DENGELİ BESLENMEK NEDİR?
Çok basit; her besin grubundan tüketeceğiz ama dengeyi bozmayacağız. Suyu örnek verelim; günde iki-üç litre su içmek faydalıdır. Hiç içmezseniz böbreklerinize zarar verirsiniz. Günde altı litre içerseniz su komasına girersiniz. Besinlerde de durum böyle… Günde üç kilogram karbonhidrat yerseniz dengesiz beslenmiş olursunuz; yanına protein de koymanız gerekir. Besinleri kabaca beş gruba ayırabiliriz: Karbonhidrat, protein, yağ, vitamin ve mineraller… Ve çocuklarımıza daha ilkokuldayken bunların ne olduğunu öğretmeliyiz. Bugün 40 yaşındaki bir insan halen doktoruna sağlıklı yağlar hangileri diye sormamalı. Özel durumlar dışında herkesin bu besin gruplarını ve porsiyonlarını dengeli tutarak beslenmesi gerekiyor.
Neden hastalanıyoruz?
Hücrelerimiz gerektiği besini alamaz ve atıkları atamazsa hastalanıyoruz. Şöyle düşünün; otomobile benzin koyuyorsunuz ama çamurlu… Yağını koymadınız, üstelik egzozu da tıkadınız. Sonunda ne olur, motor yanar… İnsan vücudunda da durum aynı. Bizim en basit yapımız hücrelerimiz. Bu hücrelerin benzine yani besine ihtiyacı var. O besin maddelerinin hepsini almalı ve atıkları atabilmeliyiz.

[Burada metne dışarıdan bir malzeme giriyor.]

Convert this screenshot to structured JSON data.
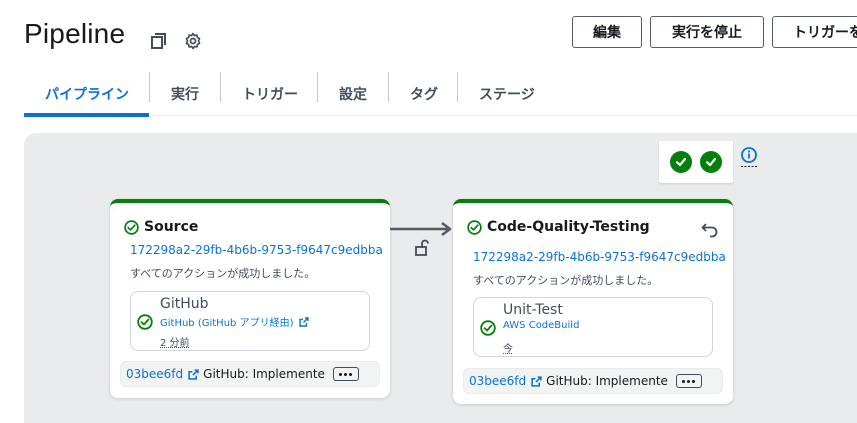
{
  "header": {
    "title": "Pipeline",
    "icons": [
      "copy-icon",
      "gear-icon"
    ],
    "buttons": {
      "edit": "編集",
      "stop": "実行を停止",
      "trigger": "トリガーを"
    }
  },
  "tabs": [
    {
      "label": "パイプライン",
      "active": true
    },
    {
      "label": "実行",
      "active": false
    },
    {
      "label": "トリガー",
      "active": false
    },
    {
      "label": "設定",
      "active": false
    },
    {
      "label": "タグ",
      "active": false
    },
    {
      "label": "ステージ",
      "active": false
    }
  ],
  "colors": {
    "success": "#037f0c",
    "link": "#0972d3",
    "canvas": "#e9ebed"
  },
  "stages": [
    {
      "name": "Source",
      "execution_id": "172298a2-29fb-4b6b-9753-f9647c9edbba",
      "message": "すべてのアクションが成功しました。",
      "action": {
        "name": "GitHub",
        "provider": "GitHub (GitHub アプリ経由)",
        "time": "2 分前"
      },
      "revision": {
        "id": "03bee6fd",
        "message": "GitHub: Implemente"
      }
    },
    {
      "name": "Code-Quality-Testing",
      "execution_id": "172298a2-29fb-4b6b-9753-f9647c9edbba",
      "message": "すべてのアクションが成功しました。",
      "action": {
        "name": "Unit-Test",
        "provider": "AWS CodeBuild",
        "time": "今"
      },
      "revision": {
        "id": "03bee6fd",
        "message": "GitHub: Implemente"
      }
    }
  ]
}
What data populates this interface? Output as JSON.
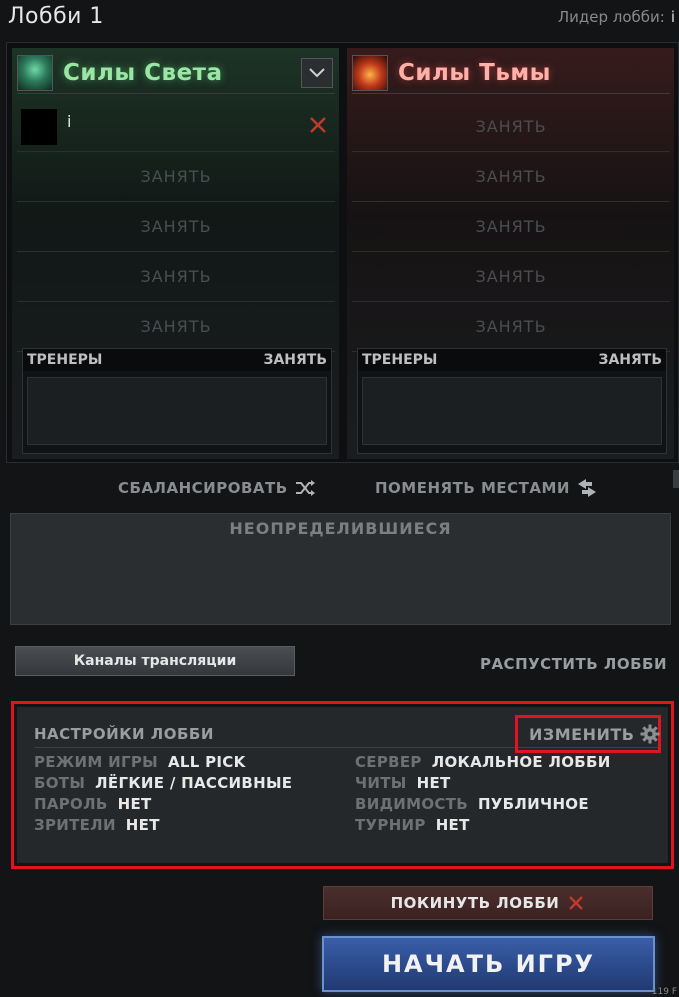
{
  "header": {
    "title": "Лобби 1",
    "leader_label": "Лидер лобби:",
    "leader_value": "i"
  },
  "teams": {
    "radiant": {
      "name": "Силы Света",
      "player_name": "i",
      "empty_slot_label": "ЗАНЯТЬ",
      "coaches_label": "ТРЕНЕРЫ",
      "coaches_join": "ЗАНЯТЬ"
    },
    "dire": {
      "name": "Силы Тьмы",
      "empty_slot_label": "ЗАНЯТЬ",
      "coaches_label": "ТРЕНЕРЫ",
      "coaches_join": "ЗАНЯТЬ"
    }
  },
  "actions": {
    "balance": "СБАЛАНСИРОВАТЬ",
    "swap": "ПОМЕНЯТЬ МЕСТАМИ",
    "unassigned_title": "НЕОПРЕДЕЛИВШИЕСЯ",
    "broadcast_channels": "Каналы трансляции",
    "disband": "РАСПУСТИТЬ ЛОББИ",
    "leave": "ПОКИНУТЬ ЛОББИ",
    "start": "НАЧАТЬ ИГРУ"
  },
  "settings": {
    "title": "НАСТРОЙКИ ЛОББИ",
    "edit": "ИЗМЕНИТЬ",
    "left": [
      {
        "key": "РЕЖИМ ИГРЫ",
        "value": "ALL PICK"
      },
      {
        "key": "БОТЫ",
        "value": "ЛЁГКИЕ / ПАССИВНЫЕ"
      },
      {
        "key": "ПАРОЛЬ",
        "value": "НЕТ"
      },
      {
        "key": "ЗРИТЕЛИ",
        "value": "НЕТ"
      }
    ],
    "right": [
      {
        "key": "СЕРВЕР",
        "value": "ЛОКАЛЬНОЕ ЛОББИ"
      },
      {
        "key": "ЧИТЫ",
        "value": "НЕТ"
      },
      {
        "key": "ВИДИМОСТЬ",
        "value": "ПУБЛИЧНОЕ"
      },
      {
        "key": "ТУРНИР",
        "value": "НЕТ"
      }
    ]
  },
  "corner_text": "119 F",
  "colors": {
    "radiant": "#9be6a4",
    "dire": "#ffb0a8",
    "highlight": "#e0141e",
    "start_button": "#2a4888"
  }
}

Hücrelerin arasında bir mesafe var. Bu mesafe toksinlerle, zehirli maddelerle tıkalıysa, atıklar atılamıyor, besin maddeleri de hücreye giremiyor ve sonunda hücre ölüyor. Ölmemek için de son bir gayret ile çoğalıyor. Bölünemezse çöküyoruz. Bazen de kötü bölünüyor ve kanserleşiyor. Kanser hücresi ise ilkel bir hücre. Her hücrenin bir görevi var. Örneğin akciğer hücresi nefes alıp vermeyi sağlıyor. Ancak bu hücre “Ben bütün yemeği yerim ama çalışmam” diyor. Bütün besini alıyor ve yayılıyor. Bunları önleyebilmek için tıpkı vücudumuzun dışını temizlediğimiz gibi içini de temizlememiz gerekiyor. Atıkları vücuttan atabilmemiz için öncelikle yeterince su içmemiz gerekiyor. Dengeli beslenir, iyi uyur, hem bedeninizi hem de ruhunuzu temizlerseniz hastalanmadan yaşayabilirsiniz.